ORPHAN BLACK: Saturday 9PM on BBCAmerica
The second hour of BBCAmerica’s ORPHAN BLACK continued to keep up the pace while gradually revealing its secrets. The very hardworking Tatiana Maslany this time got to add German and soccer mom accents to her repertoire, as the base character of Sarah met yet more of her lookalikes, and not altogether pleasant ones at that (the German’s head was blown off almost immediately, and the soccer mom at various times held a knife and gun on her). Sarah also had to convincingly impersonate dead policewoman Beth, outsmart a department shrink and avoid both her own ex-boyfriend and Beth’s, all in an hour.

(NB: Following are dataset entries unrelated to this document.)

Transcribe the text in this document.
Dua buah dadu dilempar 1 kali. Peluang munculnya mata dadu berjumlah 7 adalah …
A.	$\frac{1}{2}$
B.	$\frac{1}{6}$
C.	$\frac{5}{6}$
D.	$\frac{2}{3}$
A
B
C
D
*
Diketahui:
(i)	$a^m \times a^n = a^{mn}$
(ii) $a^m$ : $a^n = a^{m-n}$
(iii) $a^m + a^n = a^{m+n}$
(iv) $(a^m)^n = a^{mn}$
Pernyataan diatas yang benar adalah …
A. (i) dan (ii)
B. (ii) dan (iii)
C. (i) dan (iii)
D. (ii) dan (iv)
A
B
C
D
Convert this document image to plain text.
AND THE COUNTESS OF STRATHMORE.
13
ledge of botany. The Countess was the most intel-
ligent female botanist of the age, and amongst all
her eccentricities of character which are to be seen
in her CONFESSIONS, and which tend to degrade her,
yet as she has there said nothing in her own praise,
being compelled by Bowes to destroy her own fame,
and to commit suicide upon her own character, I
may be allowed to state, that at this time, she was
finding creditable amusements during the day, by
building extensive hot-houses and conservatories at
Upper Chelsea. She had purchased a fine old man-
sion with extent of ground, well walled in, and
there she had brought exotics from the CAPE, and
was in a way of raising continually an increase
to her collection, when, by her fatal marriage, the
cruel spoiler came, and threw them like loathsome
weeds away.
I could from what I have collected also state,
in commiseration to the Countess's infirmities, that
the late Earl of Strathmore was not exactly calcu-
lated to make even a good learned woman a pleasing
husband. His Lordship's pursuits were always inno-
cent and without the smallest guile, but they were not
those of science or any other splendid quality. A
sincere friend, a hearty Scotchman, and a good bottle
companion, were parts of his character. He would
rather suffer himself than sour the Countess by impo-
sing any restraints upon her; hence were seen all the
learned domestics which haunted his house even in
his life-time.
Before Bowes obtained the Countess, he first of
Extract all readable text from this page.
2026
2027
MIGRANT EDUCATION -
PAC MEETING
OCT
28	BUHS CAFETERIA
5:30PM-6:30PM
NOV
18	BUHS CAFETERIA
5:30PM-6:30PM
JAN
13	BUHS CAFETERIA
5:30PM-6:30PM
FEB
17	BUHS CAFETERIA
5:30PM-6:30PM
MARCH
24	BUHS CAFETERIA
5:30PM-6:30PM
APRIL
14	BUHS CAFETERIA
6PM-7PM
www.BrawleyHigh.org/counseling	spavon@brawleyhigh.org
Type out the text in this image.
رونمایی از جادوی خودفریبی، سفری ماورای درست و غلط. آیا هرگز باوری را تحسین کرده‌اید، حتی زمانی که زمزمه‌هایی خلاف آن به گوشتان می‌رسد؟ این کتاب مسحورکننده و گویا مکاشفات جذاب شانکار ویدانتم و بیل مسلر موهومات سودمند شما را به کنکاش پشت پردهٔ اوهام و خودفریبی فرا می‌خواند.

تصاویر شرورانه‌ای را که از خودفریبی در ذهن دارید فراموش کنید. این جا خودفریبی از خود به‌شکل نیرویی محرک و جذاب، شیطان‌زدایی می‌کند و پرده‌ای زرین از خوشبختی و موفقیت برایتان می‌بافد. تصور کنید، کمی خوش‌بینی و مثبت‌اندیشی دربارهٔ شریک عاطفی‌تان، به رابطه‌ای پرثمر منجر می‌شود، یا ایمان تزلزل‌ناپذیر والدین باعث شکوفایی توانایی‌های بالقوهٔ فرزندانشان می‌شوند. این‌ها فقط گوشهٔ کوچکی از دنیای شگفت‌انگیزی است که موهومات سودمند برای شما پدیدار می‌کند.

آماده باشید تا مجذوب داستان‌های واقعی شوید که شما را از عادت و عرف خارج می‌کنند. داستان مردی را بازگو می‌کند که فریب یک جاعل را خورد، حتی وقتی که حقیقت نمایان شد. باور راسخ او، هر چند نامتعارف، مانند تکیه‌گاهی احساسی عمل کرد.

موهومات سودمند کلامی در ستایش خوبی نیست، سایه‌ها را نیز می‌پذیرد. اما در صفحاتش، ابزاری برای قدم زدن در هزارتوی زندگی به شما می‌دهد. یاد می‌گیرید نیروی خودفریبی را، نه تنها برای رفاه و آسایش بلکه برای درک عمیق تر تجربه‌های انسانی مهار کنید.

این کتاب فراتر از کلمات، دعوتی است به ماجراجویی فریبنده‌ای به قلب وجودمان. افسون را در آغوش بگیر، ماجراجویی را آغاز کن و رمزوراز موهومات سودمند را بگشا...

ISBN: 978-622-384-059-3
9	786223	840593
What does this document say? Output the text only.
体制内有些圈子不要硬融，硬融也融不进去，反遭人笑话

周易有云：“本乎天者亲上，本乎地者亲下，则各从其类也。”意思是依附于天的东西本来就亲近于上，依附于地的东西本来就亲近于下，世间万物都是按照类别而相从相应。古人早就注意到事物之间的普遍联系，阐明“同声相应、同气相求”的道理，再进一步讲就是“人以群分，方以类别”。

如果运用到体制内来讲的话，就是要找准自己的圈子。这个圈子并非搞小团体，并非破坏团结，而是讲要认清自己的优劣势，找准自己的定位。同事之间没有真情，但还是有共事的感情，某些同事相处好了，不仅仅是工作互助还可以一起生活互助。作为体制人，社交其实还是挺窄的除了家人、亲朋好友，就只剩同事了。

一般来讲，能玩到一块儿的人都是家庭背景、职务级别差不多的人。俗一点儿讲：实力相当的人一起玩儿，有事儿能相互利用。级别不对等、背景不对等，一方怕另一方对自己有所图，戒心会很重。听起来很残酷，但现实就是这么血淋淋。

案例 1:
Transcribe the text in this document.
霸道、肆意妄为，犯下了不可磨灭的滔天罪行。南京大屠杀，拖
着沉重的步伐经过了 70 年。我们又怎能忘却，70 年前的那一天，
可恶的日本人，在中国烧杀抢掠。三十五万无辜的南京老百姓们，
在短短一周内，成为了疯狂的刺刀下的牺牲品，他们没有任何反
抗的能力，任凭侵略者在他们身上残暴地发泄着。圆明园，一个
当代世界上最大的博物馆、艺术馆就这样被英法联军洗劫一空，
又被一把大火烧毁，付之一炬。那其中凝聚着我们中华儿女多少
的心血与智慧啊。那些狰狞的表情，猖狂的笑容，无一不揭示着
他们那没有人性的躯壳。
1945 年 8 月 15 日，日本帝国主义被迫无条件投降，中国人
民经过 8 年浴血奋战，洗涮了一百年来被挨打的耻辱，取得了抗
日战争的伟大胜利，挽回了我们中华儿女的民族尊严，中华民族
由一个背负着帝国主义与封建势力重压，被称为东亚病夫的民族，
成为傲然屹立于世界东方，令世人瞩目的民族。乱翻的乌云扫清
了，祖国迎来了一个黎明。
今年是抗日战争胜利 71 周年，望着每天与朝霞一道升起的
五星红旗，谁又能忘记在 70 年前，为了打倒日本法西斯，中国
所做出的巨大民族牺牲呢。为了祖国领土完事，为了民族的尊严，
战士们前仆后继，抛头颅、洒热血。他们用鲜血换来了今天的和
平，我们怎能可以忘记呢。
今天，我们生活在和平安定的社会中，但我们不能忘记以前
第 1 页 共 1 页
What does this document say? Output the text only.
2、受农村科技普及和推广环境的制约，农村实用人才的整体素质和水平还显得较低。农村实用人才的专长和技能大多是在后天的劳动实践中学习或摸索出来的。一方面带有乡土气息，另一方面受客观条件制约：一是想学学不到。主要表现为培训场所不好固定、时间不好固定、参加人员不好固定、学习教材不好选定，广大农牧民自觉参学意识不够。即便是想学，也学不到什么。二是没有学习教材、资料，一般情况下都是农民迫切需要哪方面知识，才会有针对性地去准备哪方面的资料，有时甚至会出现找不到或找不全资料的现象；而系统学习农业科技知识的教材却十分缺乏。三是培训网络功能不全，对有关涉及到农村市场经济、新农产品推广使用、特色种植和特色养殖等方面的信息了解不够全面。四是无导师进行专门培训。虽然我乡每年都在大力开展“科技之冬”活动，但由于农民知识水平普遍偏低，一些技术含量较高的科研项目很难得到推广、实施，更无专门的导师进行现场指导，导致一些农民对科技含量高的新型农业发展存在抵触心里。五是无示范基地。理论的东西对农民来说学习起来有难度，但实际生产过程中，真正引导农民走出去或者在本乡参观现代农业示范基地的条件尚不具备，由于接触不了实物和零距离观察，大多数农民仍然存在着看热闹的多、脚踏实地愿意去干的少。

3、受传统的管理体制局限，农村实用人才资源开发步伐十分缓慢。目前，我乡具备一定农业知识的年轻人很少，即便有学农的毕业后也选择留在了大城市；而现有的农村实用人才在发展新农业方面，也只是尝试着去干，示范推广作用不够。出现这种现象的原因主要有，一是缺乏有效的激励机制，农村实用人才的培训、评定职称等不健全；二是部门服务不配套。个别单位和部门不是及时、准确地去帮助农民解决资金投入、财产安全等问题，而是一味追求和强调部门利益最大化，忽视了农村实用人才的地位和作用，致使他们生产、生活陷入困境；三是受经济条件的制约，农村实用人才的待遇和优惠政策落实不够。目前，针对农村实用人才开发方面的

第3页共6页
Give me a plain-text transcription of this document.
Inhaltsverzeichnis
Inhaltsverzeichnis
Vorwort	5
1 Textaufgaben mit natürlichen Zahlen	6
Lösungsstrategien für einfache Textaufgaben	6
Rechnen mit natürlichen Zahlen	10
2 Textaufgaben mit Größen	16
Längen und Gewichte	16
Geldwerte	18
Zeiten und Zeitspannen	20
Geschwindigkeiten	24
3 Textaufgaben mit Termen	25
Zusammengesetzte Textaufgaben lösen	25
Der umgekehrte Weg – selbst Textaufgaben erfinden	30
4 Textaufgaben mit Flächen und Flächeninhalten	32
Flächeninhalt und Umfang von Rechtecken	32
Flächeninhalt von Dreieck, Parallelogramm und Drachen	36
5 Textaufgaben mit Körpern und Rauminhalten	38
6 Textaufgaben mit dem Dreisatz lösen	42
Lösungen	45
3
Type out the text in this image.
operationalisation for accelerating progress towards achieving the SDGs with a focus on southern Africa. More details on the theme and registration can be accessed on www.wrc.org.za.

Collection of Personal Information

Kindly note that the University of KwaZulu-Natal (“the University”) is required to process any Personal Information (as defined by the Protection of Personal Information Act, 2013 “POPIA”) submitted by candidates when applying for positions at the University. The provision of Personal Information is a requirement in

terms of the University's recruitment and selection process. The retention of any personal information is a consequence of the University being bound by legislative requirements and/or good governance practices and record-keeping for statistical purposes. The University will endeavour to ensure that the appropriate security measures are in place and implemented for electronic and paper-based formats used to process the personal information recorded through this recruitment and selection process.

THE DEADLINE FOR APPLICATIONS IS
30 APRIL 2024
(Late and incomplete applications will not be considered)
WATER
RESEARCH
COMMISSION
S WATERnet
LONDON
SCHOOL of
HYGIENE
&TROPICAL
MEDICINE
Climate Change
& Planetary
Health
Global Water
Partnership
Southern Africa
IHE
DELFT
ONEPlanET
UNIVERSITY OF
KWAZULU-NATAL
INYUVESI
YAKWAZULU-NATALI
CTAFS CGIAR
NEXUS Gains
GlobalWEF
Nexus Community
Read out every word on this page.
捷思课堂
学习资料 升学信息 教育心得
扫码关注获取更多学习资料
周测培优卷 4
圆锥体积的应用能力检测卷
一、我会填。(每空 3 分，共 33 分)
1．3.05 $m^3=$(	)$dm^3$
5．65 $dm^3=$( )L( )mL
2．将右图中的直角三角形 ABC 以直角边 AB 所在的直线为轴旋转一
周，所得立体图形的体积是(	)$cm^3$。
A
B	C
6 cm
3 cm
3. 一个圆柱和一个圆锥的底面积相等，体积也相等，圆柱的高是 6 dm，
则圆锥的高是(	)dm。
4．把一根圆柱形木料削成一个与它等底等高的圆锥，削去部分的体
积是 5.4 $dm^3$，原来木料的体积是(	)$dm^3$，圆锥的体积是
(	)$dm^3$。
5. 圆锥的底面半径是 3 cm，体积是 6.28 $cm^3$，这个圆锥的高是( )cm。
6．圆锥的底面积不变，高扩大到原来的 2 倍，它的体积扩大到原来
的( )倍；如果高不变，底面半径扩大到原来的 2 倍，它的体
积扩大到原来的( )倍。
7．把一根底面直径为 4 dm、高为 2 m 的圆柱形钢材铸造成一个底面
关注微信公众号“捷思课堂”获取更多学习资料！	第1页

The danger, of course, is that once it’s time for series co-creators Graeme Manson and John Fawcett (Manson writes, Fawcett directs) to finally put the show’s cards on the table, the revelation won’t live up to the juggling act that’s preceded it. And there are definitely aspects of the show that creak, particularly Sarah’s very gay foster brother Felix (Jordan Gavaris) and her abusive but sentimental scumbag ex Vic (Michael Mando). It’s also unclear at this point why, other than loyalty to the network’s home country, the show needed the additional complication of Sarah, Felix and their former guardian Mrs. S (Maria Doyle Kennedy), who now looks after Sarah’s daughter, having had to relocate from England to wherever in North America the show is set (it’s shot in Canada, and that’s where most of the cast, including Maslany, hail from).
For now, though, it’s all good fun, anchored by Maslany’s impressive feat of shuffling multiple roles in a single episode. Holding off on the sci-fi portions of the story for as long as possible has been a good strategy, with the result that whatever is to come, the storyline should feel rooted in something like recognizable reality. Although BBCAmerica’s numbers are small even by cable network standards, its Saturday of Doctor Who, Orphan Black and the talk-show The Nerdist had a strong start last week, and with the broadcast networks barely even bothering on Saturdays, the field is fairly open. Whatever may befall Orphan Black for the rest of its run, it’s certainly more enjoyable than Smash (and only slightly more far-fetched).